AWe print mouse and human high-density arrays using Research Genetics clone sets as well as an NIA (National Institute on Aging) clone set for mouse. We also do yeast full-genome arrays and oligo-based arrays for Helicobacter pylori.
QWhat’s the biggest bottleneck in the arraying process?
AIn our process it’s verifying gene content. We use a ton of cDNA arrays, and there’s always the concern that what you are spotting down is not what you think it is.
QHave you developed any special arraying protocols or tricks to deal with these bottlenecks?
AYes, we have optimized print buffers to eliminate evaporative loss. We’ve found that the printing buffer can make a huge difference. With a print buffer that performs very well, the next step in the process, slide chemistry, became less important. We could use an inexpensive and easy-to-come-by chemical, polylysine.
QIf prefabricated arrays were to come down in price, would you use them?

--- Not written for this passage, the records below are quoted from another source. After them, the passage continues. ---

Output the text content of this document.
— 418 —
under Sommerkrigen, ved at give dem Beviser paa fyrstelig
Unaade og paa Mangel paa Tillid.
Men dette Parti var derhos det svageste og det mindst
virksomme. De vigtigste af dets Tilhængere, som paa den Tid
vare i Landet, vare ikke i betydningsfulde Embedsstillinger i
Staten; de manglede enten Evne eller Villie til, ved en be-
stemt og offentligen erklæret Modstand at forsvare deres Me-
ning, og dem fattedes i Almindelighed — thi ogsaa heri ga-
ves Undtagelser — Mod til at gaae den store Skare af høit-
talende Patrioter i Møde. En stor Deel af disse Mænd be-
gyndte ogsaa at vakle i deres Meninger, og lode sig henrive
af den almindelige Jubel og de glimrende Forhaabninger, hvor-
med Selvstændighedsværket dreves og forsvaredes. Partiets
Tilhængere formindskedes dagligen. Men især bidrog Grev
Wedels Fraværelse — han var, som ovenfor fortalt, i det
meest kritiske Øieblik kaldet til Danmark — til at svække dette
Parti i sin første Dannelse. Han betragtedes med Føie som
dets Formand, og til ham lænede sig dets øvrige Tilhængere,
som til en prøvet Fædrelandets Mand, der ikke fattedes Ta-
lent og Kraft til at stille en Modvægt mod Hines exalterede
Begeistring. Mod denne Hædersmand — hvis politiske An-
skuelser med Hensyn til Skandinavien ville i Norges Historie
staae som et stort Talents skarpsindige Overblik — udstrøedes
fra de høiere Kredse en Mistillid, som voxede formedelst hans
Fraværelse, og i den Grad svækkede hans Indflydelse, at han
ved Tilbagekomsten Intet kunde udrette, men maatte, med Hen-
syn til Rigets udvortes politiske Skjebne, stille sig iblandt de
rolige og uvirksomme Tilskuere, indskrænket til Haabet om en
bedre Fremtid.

AWe would switch to a prefabricated array with an open-source platform where there is really no question as to what the sequences are. For example, Affymetrix has not released the specific sequences that make up the oligos. With the Incyte arrays, you have to have access to an additional private database to have access to the sequences. These [restrictions] limit the usefulness of the arrays and limit the creativity of a researcher and how they analyze the data.